Rohr reviewed atrazine research and documented multiple errors in the single study EPA used to justify re-licensing the pesticide.

Another problem is the EPA makes decisions based on individual pesticide formulations, Rohr said.

“The EPA looks at ecological risk assessment on a single lone chemical and not the known synergism or antagonism,” he said. ”The number of mixtures are infinite. With 100,000 registered chemicals and thousands of new chemicals coming to the market, evaluating mixtures is difficult.”

Rohr has researched toxicity of atrazine and found it is non linear, meaning a small amount of atrazine can result in a big change in endpoints. That indicates small exposures to atrazine can have a big impact.

“I am not against pesticides or pharmaceuticals. Both are designed to deal with pathogens and pests,” Rohr said. “Chemicals can be useful, but the question is whether the costs outweigh the benefits.”

Rohr’s lab is interested in how a two-fold to four-fold increase in global ag chemical applications will affect human health.

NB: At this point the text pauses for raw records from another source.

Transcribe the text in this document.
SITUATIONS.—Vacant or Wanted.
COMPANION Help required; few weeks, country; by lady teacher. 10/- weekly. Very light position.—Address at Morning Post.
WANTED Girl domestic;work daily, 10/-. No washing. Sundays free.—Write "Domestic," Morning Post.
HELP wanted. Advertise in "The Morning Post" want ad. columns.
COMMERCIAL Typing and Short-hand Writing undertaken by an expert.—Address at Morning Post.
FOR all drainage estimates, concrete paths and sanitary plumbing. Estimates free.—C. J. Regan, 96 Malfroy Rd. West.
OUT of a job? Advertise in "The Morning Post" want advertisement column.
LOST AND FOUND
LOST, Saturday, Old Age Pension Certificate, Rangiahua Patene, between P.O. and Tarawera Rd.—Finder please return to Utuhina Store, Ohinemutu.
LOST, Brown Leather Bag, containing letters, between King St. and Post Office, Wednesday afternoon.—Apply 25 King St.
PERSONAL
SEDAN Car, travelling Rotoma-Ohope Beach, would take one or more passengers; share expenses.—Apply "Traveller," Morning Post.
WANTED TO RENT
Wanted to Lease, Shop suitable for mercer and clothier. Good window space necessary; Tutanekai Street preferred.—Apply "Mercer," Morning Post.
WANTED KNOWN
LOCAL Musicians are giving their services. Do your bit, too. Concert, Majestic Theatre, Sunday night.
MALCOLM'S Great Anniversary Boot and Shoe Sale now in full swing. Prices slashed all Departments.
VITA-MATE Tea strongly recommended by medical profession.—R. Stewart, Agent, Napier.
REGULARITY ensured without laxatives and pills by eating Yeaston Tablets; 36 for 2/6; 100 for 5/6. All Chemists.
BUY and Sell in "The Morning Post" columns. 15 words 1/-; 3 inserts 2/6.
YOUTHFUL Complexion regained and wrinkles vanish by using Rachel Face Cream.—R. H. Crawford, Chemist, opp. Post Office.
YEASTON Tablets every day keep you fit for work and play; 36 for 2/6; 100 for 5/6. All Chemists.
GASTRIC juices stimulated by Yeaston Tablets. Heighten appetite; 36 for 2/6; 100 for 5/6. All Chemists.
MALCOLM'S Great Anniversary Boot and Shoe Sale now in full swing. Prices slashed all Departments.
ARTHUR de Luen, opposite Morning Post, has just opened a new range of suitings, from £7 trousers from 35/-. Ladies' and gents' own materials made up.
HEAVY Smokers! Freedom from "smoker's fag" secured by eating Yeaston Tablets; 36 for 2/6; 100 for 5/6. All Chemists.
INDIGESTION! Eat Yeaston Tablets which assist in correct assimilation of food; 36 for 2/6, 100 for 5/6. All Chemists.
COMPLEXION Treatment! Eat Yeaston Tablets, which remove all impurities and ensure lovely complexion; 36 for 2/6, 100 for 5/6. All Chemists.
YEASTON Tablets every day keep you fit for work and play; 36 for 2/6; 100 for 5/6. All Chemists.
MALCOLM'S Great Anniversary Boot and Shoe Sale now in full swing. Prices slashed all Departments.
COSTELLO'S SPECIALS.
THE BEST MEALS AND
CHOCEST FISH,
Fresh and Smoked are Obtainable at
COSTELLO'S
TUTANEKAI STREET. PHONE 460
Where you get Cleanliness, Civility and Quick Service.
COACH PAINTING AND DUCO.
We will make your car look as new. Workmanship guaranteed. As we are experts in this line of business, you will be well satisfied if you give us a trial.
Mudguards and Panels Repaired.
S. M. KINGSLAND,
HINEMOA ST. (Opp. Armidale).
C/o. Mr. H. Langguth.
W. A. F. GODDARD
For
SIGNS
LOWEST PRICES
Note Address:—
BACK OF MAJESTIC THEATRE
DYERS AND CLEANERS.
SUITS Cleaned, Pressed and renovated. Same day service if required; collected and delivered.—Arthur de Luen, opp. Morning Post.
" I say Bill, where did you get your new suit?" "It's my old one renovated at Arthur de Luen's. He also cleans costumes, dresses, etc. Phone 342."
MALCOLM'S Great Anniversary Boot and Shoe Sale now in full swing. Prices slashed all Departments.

Emily Marquez, a scientist with Pesticide Action Network in California, said the global focus on climate change could impact pesticide use because industrial, chemical agriculture is a major contributor of greenhouse gases.

“The climate may force us to curb our use of chemical pesticides,” she said.

She expects a major report will be released in early 2016 on the synergistic affects of multiple pesticides.

Meanwhile, in early November, Crandall was still working on listing cancer diagnoses in her neighborhood. Less than a month later she was reeling from a diagnosis within her household. Her husband, 57, was diagnosed with cancer. The couple was elated to learn just prior to the start of chemotherapy that the disease had not metastasized to his brain as was earlier suspected.

“I would never have believed I’d be thrilled to hear that. It’s still stage 4, but we’re relieved it’s not in his brain,” she said.